Tradd Cotter Returns to the 2014 Telluride Mushroom Festival

Tradd Cotter Returns to the 2014 Telluride Mushroom Festival

Tradd Cotter is on a mission. On the face of it, a simple mission: “…healing the people and the planet, one mushroom and one cultivator at a time, reversing destructive cycles into creative forces.”

This creed is from the introduction of  Cotter’s new book, “Organic Mushroom Farming and Mycoremediation,” (available through Telluride’s Between the Covers Bookstore) and when you talk to the man, you understand that he really believes it is that simple. Notice I said “That simple,” not “That easy.” While he acknowledges that growing mushrooms can be commercially rewarding, Trad Cotter cautions that it is more important to learn about, learn from the mushrooms, to go slowly and to understand. Better to have a thousand small cultivators than a few wildly commercially successful Facebooks or Googles.

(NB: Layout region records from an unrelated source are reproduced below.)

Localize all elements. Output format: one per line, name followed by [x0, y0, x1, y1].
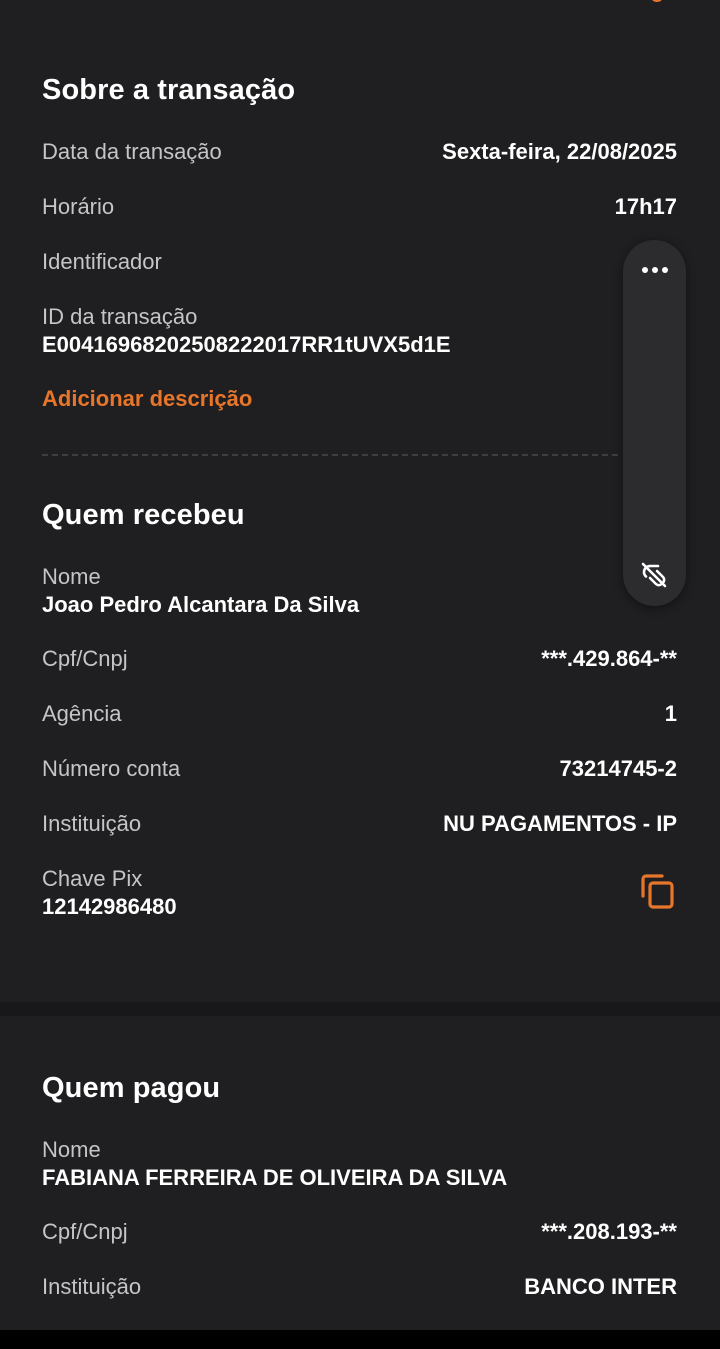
receiver-account-value: 73214745-2	[559, 756, 677, 781]
receiver-agency-value: 1	[664, 701, 677, 726]
section-separator-band	[0, 1002, 720, 1016]
copy-icon[interactable]	[636, 870, 680, 914]
payer-doc-label: Cpf/Cnpj	[42, 1219, 128, 1244]
payer-doc-value: ***.208.193-**	[541, 1219, 677, 1244]
pix-key-value: 12142986480	[42, 894, 177, 919]
payer-institution-label: Instituição	[42, 1274, 142, 1299]
payer-title: Quem pagou	[42, 1072, 221, 1104]
payer-institution-value: BANCO INTER	[524, 1274, 677, 1299]
time-label: Horário	[42, 194, 115, 219]
about-title: Sobre a transação	[42, 74, 296, 106]
txid-label: ID da transação	[42, 304, 198, 329]
about-transaction-section: Sobre a transação Data da transação Sext…	[0, 0, 720, 1002]
receiver-doc-value: ***.429.864-**	[541, 646, 677, 671]
receiver-account-label: Número conta	[42, 756, 181, 781]
receiver-agency-label: Agência	[42, 701, 122, 726]
time-value: 17h17	[614, 194, 677, 219]
txid-value: E00416968202508222017RR1tUVX5d1E	[42, 332, 451, 357]
unlink-icon[interactable]	[638, 559, 670, 591]
top-indicator	[650, 0, 664, 2]
receiver-title: Quem recebeu	[42, 499, 245, 531]
add-description-link[interactable]: Adicionar descrição	[42, 386, 252, 412]
receiver-institution-label: Instituição	[42, 811, 142, 836]
payer-name-value: FABIANA FERREIRA DE OLIVEIRA DA SILVA	[42, 1165, 508, 1190]
section-divider	[42, 454, 618, 456]
floating-toolbar	[623, 240, 686, 606]
receiver-doc-label: Cpf/Cnpj	[42, 646, 128, 671]
pix-key-label: Chave Pix	[42, 866, 143, 891]
receiver-name-label: Nome	[42, 564, 101, 589]
date-label: Data da transação	[42, 139, 222, 164]
receiver-institution-value: NU PAGAMENTOS - IP	[443, 811, 677, 836]
receiver-name-value: Joao Pedro Alcantara Da Silva	[42, 592, 360, 617]
identifier-label: Identificador	[42, 249, 162, 274]
date-value: Sexta-feira, 22/08/2025	[442, 139, 677, 164]
more-horizontal-icon[interactable]	[623, 258, 686, 282]
payer-name-label: Nome	[42, 1137, 101, 1162]
system-nav-bar	[0, 1330, 720, 1349]
payer-section: Quem pagou Nome FABIANA FERREIRA DE OLIV…	[0, 1016, 720, 1330]
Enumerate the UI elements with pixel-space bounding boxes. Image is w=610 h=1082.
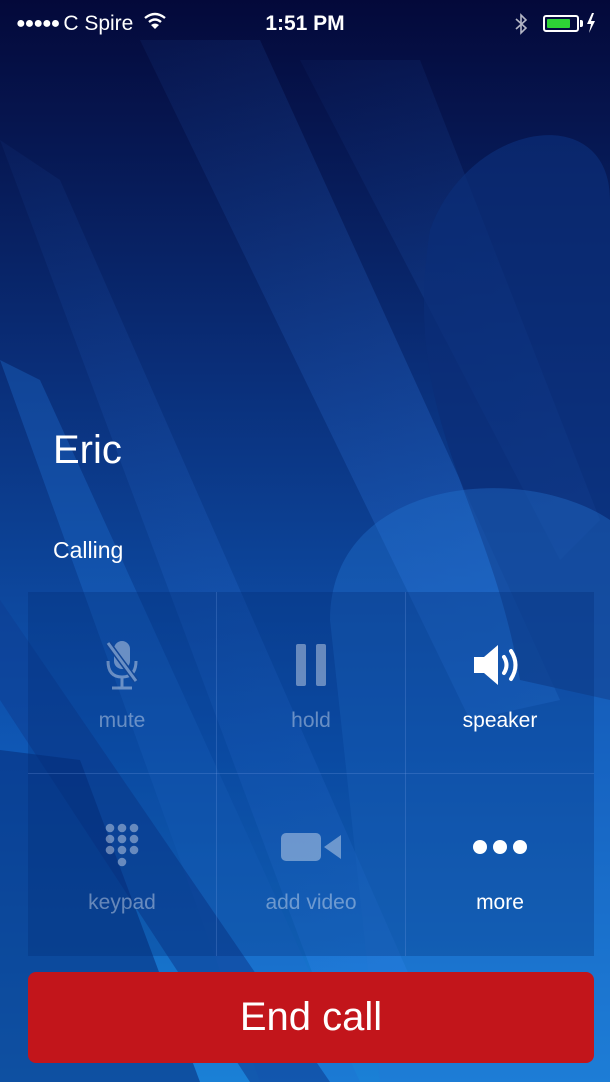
status-bar: ●●●●● C Spire 1:51 PM	[0, 0, 610, 48]
video-camera-icon	[217, 817, 405, 877]
hold-label: hold	[291, 709, 331, 732]
battery-nub	[580, 20, 583, 27]
charging-icon	[586, 13, 596, 38]
pause-icon	[217, 635, 405, 695]
battery-icon	[543, 15, 579, 32]
add-video-label: add video	[265, 891, 357, 914]
speaker-label: speaker	[462, 709, 538, 732]
caller-name: Eric	[53, 428, 122, 472]
microphone-slash-icon	[28, 635, 216, 695]
add-video-button[interactable]: add video	[217, 774, 405, 955]
keypad-icon	[28, 817, 216, 877]
call-controls-grid: mute hold speaker keypad add video more	[28, 592, 594, 956]
more-icon	[406, 817, 594, 877]
mute-label: mute	[98, 709, 146, 732]
speaker-button[interactable]: speaker	[406, 592, 594, 773]
more-label: more	[476, 891, 524, 914]
speaker-icon	[406, 635, 594, 695]
battery-level	[547, 19, 571, 28]
mute-button[interactable]: mute	[28, 592, 216, 773]
keypad-button[interactable]: keypad	[28, 774, 216, 955]
call-status: Calling	[53, 537, 124, 563]
keypad-label: keypad	[88, 891, 156, 914]
end-call-button[interactable]: End call	[28, 972, 594, 1063]
bluetooth-icon	[514, 12, 528, 41]
hold-button[interactable]: hold	[217, 592, 405, 773]
more-button[interactable]: more	[406, 774, 594, 955]
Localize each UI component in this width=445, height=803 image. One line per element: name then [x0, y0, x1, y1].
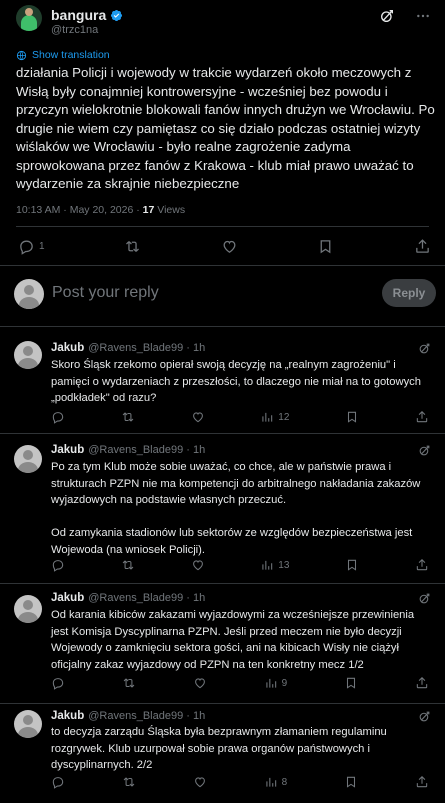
translate-icon — [16, 50, 27, 60]
retweet-action[interactable] — [124, 238, 141, 255]
reply-avatar[interactable] — [14, 445, 42, 473]
reply-author-name[interactable]: Jakub — [51, 592, 84, 604]
bookmark-icon[interactable] — [344, 676, 358, 690]
grok-icon[interactable] — [418, 710, 431, 723]
share-icon[interactable] — [415, 558, 429, 572]
reply-actions: 8 — [51, 775, 429, 789]
views-icon — [262, 412, 273, 422]
reply-header: Jakub @Ravens_Blade99 · 1h — [51, 592, 205, 604]
reply-header: Jakub @Ravens_Blade99 · 1h — [51, 342, 205, 354]
retweet-icon — [126, 241, 140, 252]
verified-badge-icon — [111, 9, 123, 21]
views-count: 12 — [278, 411, 290, 423]
reply-actions: 9 — [51, 676, 429, 690]
reply-avatar[interactable] — [14, 710, 42, 738]
reply-icon[interactable] — [51, 775, 65, 789]
grok-icon[interactable] — [379, 8, 395, 24]
views-count: 17 — [142, 204, 155, 216]
like-icon — [223, 240, 236, 253]
reply-author-name[interactable]: Jakub — [51, 342, 84, 354]
reply-text: Po za tym Klub może sobie uważać, co chc… — [51, 461, 421, 556]
reply-author-handle[interactable]: @Ravens_Blade99 · 1h — [88, 342, 205, 354]
views-count: 9 — [281, 677, 288, 689]
retweet-icon[interactable] — [121, 558, 135, 572]
reply-input[interactable]: Post your reply — [52, 284, 159, 302]
bookmark-icon[interactable] — [344, 775, 358, 789]
reply-composer: Post your reply Reply — [0, 266, 445, 324]
divider — [0, 326, 445, 327]
tweet-actions: 1 — [18, 238, 431, 255]
reply-item[interactable]: Jakub @Ravens_Blade99 · 1h to decyzja za… — [0, 704, 445, 803]
author-name-line[interactable]: bangura — [51, 7, 123, 23]
reply-item[interactable]: Jakub @Ravens_Blade99 · 1h Od karania ki… — [0, 584, 445, 704]
reply-actions: 12 — [51, 410, 429, 424]
reply-author-name[interactable]: Jakub — [51, 710, 84, 722]
show-translation-link[interactable]: Show translation — [16, 49, 110, 61]
share-icon[interactable] — [415, 676, 429, 690]
reply-author-handle[interactable]: @Ravens_Blade99 · 1h — [88, 710, 205, 722]
tweet-meta: 10:13 AM · May 20, 2026 · 17 Views — [16, 204, 185, 216]
like-action[interactable] — [221, 238, 238, 255]
user-avatar[interactable] — [14, 279, 44, 309]
reply-text: Od karania kibiców zakazami wyjazdowymi … — [51, 609, 415, 671]
views-action[interactable]: 12 — [260, 410, 289, 424]
views-action[interactable]: 13 — [260, 558, 289, 572]
views-label: Views — [154, 204, 186, 216]
like-icon[interactable] — [191, 410, 205, 424]
views-count: 8 — [281, 776, 288, 788]
retweet-icon[interactable] — [121, 410, 135, 424]
divider — [16, 226, 429, 227]
reply-header: Jakub @Ravens_Blade99 · 1h — [51, 710, 205, 722]
tweet-text: działania Policji i wojewody w trakcie w… — [16, 65, 435, 191]
retweet-icon[interactable] — [122, 775, 136, 789]
bookmark-icon[interactable] — [345, 410, 359, 424]
share-icon[interactable] — [415, 410, 429, 424]
views-action[interactable]: 9 — [264, 676, 288, 690]
author-handle[interactable]: @trzc1na — [51, 24, 98, 36]
reply-text: to decyzja zarządu Śląska była bezprawny… — [51, 726, 387, 771]
reply-author-handle[interactable]: @Ravens_Blade99 · 1h — [88, 592, 205, 604]
reply-action[interactable]: 1 — [18, 238, 45, 255]
reply-actions: 13 — [51, 558, 429, 572]
more-icon[interactable] — [415, 8, 431, 24]
reply-avatar[interactable] — [14, 341, 42, 369]
views-action[interactable]: 8 — [264, 775, 288, 789]
tweet-time[interactable]: 10:13 AM · May 20, 2026 · — [16, 204, 143, 216]
share-icon — [416, 239, 429, 253]
like-icon[interactable] — [191, 558, 205, 572]
grok-icon[interactable] — [418, 444, 431, 457]
reply-icon[interactable] — [51, 558, 65, 572]
reply-icon — [20, 240, 33, 255]
show-translation-label[interactable]: Show translation — [32, 49, 110, 61]
views-icon — [266, 678, 276, 688]
retweet-icon[interactable] — [122, 676, 136, 690]
reply-item[interactable]: Jakub @Ravens_Blade99 · 1h Skoro Śląsk r… — [0, 330, 445, 434]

organic-mushroom-farming-and-mycoremediation

At the 2014 Telluride Mushroom Festival Tradd Cotter will be right there in front of you, every time you look around. Take a look at the Festival schedule:

Friday, August 15, Cotter and Ron Spinosa will be leading a day-long Mycoremediation workshop (space is limited, $200 fee).

Sunday, August 17, Cotter is involve in three events, including a scavenger hunt, with an eye to using our garbage as a medium for cultivating mushrooms.

Monday, August 18, Cotter brings it home, makes it personal: Mycoremediation in Telluride; and later that day his presentation “Closing Pandora’s Box” talks about “Fungal Solutions to Pollution, Pandemics, and Global Starvation,” and how fungi can help with solutions to our biggest challenges in this millenium.

And finishing up on Tuesday, August 19, three more presentations, including “Training Mushrooms to Eat Pollution” and a “Mock Oil Spill.”

Tradd Cotter

Tradd Cotter

Again from the introduction to “Organic Mushroom Farming and Mycoremediation”:

“…think with an opportunistic yet minimalistic approach, much like a mushroom, taking what it needs to survive and then returning resources to its ecosystem so they can be used by others…”

But it has to be said, Tradd Cotter is a bit biased in these discussions: his wife, Olga, could not be here this year- she is home with baby Heidi, still too young to travel.

Cotter mentioned that there’s something brewing (pun intended) on the mycobrew front. Need your immune system boosted? Watch for announcements about “health-food beer” during the festival.

I should add one caveat with respect to following Tradd Cotter: Take this step cautiously. It could be life changing.